Budget based on unrealistic assumptions, implementation will be challenging: CPD
CPD Executive Director Fahmida Khatun questioned the government's target of reducing inflation to 7.5% in the next fiscal year, saying the goal would be difficult to achieve under existing conditions.
The proposed national budget for FY2026-27 is based on overly ambitious assumptions and is likely to face significant implementation challenges amid persistent economic pressures, the Centre for Policy Dialogue (CPD) said at its post-budget review today (12 June).
Speaking at the discussion, CPD Distinguished Fellow Mustafizur Rahman said the budget's assumptions on inflation, economic growth, investment, and revenue mobilisation do not adequately reflect prevailing economic realities.
"The assumptions underpinning the budget are highly ambitious. Given the current economic situation, implementation will be challenging," he said.
Inflation target may be difficult to achieve
CPD Executive Director Fahmida Khatun questioned the government's target of reducing inflation to 7.5% in the next fiscal year, saying the goal would be difficult to achieve under existing conditions.
"Bringing inflation down to 7.5% will require not only adequate food and energy supplies but also an effective and realistic monetary policy. A contractionary monetary policy may need to continue for some time," she said.
She warned that higher government spending could further fuel inflation if it does not translate into productivity gains, employment generation, and increased investment.
"This is a large budget, and government expenditure will increase. If spending does not enhance productivity, it could add to inflationary pressures," she said.

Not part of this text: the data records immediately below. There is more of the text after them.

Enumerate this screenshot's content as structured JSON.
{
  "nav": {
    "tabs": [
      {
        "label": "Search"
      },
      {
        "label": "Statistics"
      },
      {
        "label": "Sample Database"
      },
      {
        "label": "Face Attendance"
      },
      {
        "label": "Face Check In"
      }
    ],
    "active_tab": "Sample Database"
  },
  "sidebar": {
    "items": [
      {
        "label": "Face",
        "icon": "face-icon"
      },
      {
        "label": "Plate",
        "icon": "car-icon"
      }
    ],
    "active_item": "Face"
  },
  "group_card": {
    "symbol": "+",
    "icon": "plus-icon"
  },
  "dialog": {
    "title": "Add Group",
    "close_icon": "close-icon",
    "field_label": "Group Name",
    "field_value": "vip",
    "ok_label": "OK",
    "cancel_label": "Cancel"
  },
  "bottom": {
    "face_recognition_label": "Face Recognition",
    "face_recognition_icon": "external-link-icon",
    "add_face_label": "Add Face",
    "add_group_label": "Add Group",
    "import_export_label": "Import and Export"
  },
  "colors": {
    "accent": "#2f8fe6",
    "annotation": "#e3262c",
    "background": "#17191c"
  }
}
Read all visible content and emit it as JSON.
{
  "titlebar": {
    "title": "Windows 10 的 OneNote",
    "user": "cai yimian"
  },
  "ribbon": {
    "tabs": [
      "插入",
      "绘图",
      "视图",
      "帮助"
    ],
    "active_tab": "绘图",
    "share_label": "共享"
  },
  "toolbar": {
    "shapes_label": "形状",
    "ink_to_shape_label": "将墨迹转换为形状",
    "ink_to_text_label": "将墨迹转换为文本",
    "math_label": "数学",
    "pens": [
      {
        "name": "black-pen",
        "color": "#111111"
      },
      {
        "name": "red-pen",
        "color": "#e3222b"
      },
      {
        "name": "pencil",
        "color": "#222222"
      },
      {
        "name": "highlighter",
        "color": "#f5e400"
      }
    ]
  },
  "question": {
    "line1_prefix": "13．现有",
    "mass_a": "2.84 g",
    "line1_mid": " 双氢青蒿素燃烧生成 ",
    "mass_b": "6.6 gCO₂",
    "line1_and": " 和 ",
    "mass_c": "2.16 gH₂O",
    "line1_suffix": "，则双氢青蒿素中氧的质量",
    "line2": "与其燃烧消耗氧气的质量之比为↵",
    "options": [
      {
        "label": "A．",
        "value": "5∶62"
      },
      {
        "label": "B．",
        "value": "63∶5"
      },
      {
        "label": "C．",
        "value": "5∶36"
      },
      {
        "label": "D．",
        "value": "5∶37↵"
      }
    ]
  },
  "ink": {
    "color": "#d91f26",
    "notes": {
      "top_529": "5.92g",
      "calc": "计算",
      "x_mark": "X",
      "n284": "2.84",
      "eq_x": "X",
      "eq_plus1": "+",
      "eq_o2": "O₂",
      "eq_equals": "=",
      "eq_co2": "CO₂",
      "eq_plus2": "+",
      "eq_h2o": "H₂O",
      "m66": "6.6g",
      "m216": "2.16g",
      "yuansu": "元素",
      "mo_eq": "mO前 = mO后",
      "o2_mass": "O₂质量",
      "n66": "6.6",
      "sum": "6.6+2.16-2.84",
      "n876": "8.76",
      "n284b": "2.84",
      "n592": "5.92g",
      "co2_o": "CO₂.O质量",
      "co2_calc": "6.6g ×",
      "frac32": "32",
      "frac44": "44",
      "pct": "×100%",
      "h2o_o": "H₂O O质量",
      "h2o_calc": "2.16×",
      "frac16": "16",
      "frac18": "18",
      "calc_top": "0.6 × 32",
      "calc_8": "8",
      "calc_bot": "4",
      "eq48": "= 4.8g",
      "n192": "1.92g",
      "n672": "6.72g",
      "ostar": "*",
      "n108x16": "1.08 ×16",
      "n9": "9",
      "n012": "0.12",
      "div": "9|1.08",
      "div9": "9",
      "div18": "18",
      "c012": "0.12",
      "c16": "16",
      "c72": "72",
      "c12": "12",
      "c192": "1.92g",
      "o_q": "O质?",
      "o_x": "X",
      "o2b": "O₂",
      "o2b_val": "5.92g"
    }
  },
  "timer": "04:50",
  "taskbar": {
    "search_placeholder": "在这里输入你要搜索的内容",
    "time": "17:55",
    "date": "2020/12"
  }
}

According to CPD, inflation in Bangladesh remains largely supply-driven and cannot be controlled through monetary tightening alone. The think tank said improving food availability, ensuring stable energy supplies, and strengthening supply chains would be critical to easing price pressures.
The organisation also questioned the government's inflation projections. Average inflation stood at 8.6% on a 12-month moving average basis through May, while point-to-point inflation was 9.4%, indicating that price pressures remain elevated.
Economy still faces multiple challenges
Presenting CPD's assessment, Fahmida said the budget had been formulated at a time when the economy continues to grapple with several challenges, including prolonged high inflation, weak private investment, slow employment growth, revenue shortfalls, and vulnerabilities in the banking sector.
Although foreign exchange reserves have improved due to stronger remittance inflows, she noted that uncertainties surrounding energy supplies and global fuel prices continue to pose risks.
"The economy remains at a critical juncture despite some positive developments in the external sector," she said.
Growth and investment projections questioned
The CPD also expressed reservations about the government's economic growth target.
The budget projects GDP growth of 6.5% in FY2026-27, compared with a provisional estimate of 5% for the current fiscal year. However, official statistics indicate that growth has remained slightly above 4%, raising questions about the feasibility of the target.
The think tank also described private investment projections as optimistic. The budget expects private investment to rise to 21.3% of GDP next fiscal year from a revised estimate of 21.2% this year, despite prolonged weakness in investor confidence.
CPD further questioned the government's expectation of 9.4% growth in private-sector credit, noting that credit growth stood at only 4.75% in April.
The organisation stressed that restoring business confidence would be essential for achieving both higher economic growth and lower inflation in the coming fiscal year.